Si tratta di un rilevante progetto politico che punta all’emarginazione di quanto resta di sinistra nello stesso Pd e delle formazioni di sinistra, attualmente extraparlamentari, che mantengono nel paese un elettorato tra il 5 e il 7%. È una proposta che brucia il tentativo di Vendola di riorganizzare verso sinistra il partito democratico. Anzi, è probabile che nel nuovo quadro politico che emerge dal voto della camera, le primarie vengano liquidate. A Vendola verrebbe a mancare lo strumento principale su cui ha fondato la propria iniziativa. Qualora invece si andasse alle elezioni dopo una nuova legge elettorale, cosa molto improbabile, che inevitabilmente facesse nascere un polo di centro, le conseguenze sul Pd e sulla sinistra sarebbero diverse solo sul piano organizzativo ma non su quello politico. Una legge maggiormente proporzionale potrebbe portare una parte delle forze costituenti il Pd a confluire nel nuovo polo di centro.
In tutti i casi l’evoluzione del quadro politico evolve verso una definitiva emarginazione della nostra frammentata sinistra , anche nel caso di una legge elettorale disegnata sul modello tedesco. A meno che la sinistra non raggiunga una dimensione impossibile da liquidare e senza il cui apporto sarebbe velleitaria qualsiasi ipotesi di vittoria su Berlusconi. Credo che Vendola, senza rinunciare alla battaglia nel centrosinistra che sta portando avanti, abbia l’onere, per il ruolo che si è conquistato sul campo, di avanzare una proposta che dia unità e quindi peso al complesso delle forze della sinistra. Al di là della forma che questa unità potrebbe assumere, credo che sarebbe un po’ avventuroso scommettere tutto sul proprio ruolo personale e sul rapporto con i media. Corre il rischio di camminare sulle sabbie mobili scambiandole per un sostegno sicuro. Meglio, quando si scende in battaglia, contare sull’organizzazione delle proprie forze.

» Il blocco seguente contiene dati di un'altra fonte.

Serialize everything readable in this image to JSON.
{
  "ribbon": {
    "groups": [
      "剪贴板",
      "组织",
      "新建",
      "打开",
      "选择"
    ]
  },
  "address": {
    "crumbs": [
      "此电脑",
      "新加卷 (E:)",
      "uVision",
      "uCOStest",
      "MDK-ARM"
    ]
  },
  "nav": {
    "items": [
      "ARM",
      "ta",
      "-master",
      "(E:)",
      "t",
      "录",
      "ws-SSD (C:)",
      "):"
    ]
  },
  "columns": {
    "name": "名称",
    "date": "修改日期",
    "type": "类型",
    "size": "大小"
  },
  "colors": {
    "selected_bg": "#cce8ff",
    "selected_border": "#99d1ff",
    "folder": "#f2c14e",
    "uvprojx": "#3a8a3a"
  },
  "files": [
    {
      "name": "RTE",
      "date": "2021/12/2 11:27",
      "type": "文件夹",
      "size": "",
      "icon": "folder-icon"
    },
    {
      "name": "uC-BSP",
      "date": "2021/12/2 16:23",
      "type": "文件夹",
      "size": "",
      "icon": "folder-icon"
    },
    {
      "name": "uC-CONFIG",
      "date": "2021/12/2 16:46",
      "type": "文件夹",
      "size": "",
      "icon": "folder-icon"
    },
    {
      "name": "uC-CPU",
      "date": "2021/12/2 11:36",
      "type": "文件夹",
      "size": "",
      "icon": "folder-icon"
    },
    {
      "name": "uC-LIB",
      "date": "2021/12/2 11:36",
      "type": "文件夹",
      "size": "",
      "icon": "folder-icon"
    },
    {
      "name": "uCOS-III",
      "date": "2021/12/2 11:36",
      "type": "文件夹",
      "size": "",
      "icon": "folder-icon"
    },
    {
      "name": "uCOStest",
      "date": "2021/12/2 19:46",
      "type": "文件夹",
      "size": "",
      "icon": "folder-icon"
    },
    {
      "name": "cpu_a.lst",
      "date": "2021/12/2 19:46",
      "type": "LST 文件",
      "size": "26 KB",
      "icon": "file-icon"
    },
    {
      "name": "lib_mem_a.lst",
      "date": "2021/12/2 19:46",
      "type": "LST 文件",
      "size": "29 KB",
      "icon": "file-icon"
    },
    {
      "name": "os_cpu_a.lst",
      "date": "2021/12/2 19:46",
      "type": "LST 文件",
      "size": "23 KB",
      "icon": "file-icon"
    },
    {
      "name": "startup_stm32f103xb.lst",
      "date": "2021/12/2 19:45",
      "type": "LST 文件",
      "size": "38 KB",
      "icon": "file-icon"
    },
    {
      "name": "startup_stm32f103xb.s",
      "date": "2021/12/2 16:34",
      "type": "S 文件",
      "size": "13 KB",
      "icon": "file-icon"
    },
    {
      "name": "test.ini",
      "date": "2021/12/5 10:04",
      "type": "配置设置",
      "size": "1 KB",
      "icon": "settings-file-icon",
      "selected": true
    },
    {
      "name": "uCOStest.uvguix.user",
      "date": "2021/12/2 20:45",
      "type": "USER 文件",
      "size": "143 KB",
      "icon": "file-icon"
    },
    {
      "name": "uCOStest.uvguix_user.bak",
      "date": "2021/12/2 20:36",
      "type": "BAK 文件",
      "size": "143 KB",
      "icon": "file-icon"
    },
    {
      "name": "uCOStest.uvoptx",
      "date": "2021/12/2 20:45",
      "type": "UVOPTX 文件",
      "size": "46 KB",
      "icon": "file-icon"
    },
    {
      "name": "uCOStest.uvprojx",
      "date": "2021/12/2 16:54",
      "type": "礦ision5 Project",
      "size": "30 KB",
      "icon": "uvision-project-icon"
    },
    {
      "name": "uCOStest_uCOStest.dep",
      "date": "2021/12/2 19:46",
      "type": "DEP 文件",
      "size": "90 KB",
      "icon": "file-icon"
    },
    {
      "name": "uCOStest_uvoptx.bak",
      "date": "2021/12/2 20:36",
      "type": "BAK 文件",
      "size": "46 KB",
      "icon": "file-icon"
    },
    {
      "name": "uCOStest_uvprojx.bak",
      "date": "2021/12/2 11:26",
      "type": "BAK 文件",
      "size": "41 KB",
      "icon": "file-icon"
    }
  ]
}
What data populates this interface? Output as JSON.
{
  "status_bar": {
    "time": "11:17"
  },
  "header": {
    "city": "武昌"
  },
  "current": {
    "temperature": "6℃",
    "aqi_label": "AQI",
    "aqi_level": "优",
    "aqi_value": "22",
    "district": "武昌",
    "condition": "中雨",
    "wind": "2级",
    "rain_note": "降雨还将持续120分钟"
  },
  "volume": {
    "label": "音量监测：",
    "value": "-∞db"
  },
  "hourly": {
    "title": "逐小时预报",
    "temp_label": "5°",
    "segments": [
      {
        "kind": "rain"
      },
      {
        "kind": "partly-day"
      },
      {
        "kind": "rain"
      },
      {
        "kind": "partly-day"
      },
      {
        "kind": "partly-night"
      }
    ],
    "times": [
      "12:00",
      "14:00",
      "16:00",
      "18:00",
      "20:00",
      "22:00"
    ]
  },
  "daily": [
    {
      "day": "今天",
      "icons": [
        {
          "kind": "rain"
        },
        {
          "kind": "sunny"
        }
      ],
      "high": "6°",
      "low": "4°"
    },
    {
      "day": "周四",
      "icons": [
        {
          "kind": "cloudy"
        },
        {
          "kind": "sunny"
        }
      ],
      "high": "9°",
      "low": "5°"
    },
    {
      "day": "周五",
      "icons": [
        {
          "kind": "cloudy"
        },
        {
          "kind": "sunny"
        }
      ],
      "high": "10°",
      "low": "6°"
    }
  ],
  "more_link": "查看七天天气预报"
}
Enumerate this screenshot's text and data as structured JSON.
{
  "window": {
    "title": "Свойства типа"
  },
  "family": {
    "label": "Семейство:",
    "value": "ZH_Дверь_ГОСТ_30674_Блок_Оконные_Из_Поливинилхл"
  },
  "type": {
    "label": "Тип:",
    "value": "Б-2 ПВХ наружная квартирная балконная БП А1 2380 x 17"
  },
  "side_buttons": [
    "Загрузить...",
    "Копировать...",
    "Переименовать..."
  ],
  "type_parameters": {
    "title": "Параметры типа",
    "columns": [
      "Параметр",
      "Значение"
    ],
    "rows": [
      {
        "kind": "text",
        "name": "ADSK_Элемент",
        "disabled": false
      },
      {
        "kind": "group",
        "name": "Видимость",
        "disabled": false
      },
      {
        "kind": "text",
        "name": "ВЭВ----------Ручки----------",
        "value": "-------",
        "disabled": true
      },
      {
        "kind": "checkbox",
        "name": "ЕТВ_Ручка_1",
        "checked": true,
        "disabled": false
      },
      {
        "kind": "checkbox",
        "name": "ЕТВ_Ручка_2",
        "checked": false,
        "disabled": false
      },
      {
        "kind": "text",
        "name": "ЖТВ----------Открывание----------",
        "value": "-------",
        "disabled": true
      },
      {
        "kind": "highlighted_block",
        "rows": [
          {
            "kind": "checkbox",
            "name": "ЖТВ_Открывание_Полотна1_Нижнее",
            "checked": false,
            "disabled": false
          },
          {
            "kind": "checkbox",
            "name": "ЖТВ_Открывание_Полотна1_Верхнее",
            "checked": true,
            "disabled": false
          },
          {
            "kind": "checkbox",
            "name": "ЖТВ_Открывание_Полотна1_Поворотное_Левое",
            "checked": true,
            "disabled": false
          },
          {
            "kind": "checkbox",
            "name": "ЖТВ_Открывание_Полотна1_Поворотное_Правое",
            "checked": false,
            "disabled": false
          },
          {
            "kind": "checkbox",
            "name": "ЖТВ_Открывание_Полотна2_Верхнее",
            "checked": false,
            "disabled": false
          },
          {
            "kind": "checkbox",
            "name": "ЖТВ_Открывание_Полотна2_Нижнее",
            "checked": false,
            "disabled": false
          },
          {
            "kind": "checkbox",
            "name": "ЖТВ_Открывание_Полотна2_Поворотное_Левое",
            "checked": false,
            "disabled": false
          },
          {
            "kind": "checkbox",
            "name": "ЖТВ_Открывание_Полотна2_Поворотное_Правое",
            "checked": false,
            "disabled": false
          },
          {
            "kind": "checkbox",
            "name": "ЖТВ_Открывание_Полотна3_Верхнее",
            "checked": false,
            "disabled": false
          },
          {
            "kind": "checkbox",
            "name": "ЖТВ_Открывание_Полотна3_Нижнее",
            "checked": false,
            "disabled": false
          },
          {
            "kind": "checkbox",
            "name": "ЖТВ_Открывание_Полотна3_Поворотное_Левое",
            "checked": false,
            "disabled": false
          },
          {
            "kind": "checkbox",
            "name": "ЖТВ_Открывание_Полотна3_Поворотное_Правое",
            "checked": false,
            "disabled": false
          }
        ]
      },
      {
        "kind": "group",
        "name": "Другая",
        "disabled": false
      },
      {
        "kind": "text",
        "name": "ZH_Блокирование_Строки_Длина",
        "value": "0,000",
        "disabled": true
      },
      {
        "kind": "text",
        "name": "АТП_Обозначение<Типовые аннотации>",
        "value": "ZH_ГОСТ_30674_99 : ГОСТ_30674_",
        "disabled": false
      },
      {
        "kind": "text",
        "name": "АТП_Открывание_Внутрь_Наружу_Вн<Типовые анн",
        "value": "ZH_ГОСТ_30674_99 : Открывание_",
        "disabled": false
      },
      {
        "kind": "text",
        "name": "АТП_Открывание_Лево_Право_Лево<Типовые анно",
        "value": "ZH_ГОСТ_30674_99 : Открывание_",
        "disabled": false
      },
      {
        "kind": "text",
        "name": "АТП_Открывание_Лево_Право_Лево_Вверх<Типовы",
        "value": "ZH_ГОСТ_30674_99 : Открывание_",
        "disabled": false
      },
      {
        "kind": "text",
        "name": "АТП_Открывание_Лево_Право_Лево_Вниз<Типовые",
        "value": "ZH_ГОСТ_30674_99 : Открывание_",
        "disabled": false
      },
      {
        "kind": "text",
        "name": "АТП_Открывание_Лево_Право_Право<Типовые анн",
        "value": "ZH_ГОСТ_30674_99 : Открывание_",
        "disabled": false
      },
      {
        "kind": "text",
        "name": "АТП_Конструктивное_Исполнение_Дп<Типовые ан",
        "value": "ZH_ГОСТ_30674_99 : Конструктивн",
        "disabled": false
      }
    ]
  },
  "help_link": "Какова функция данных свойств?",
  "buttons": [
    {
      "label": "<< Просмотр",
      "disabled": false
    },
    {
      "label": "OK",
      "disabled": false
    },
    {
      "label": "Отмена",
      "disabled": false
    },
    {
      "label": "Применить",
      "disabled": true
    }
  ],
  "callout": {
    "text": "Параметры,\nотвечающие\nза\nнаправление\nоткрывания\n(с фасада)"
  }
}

La Federazione della Sinistra ha assunto l’obiettivo dell’unità della sinistra nel proprio documento congressuale ed è quindi pronta a fare la propria parte; come pure, a fronte del grave pericolo per la stessa costituzione rappresentato da Berlusconi, ha deciso che farà la propria parte per garantire la nascita di un governo di salvaguardia costituzionale. Ci sono quindi i presupposti perché i due tronconi della sinistra, superando errori, settarismi e personalismi, tornino a parlarsi.Le forze che si apprestano al congresso fondativo della FdS, superando dolorose lacerazioni, danno prova concreta di credere nell’unità. Certo la forma federale ha dei grossi limiti, visibili quotidianamente nella difficoltà della FdS a diventare un soggetto politico vivo nel territorio, ma se la volontà unitaria è reale questi limiti saranno superabili soprattutto se scenderà in campo tutto il popolo della sinistra politica e sociale.
Credo che ricostruire una sinistra non marginale sia un dovere nei confronti innanzitutto, ma non solo, dei lavoratori che privi di rappresentanza politica stanno affrontando uno degli attacchi più duri mai subìti nella storia della Repubblica: divisione dei sindacati, attacco allo statuto dei lavoratori e al suo articolo 18, agli articoli sociali della costituzione compreso il diritto di sciopero (Pomigliano), destrutturazione dei contratti nazionali di lavoro. Il complessivo spostamento al centro del quadro politico e il permanere di una sinistra divisa e marginale impedirebbe persino l’organizzazione di una qualunque difesa.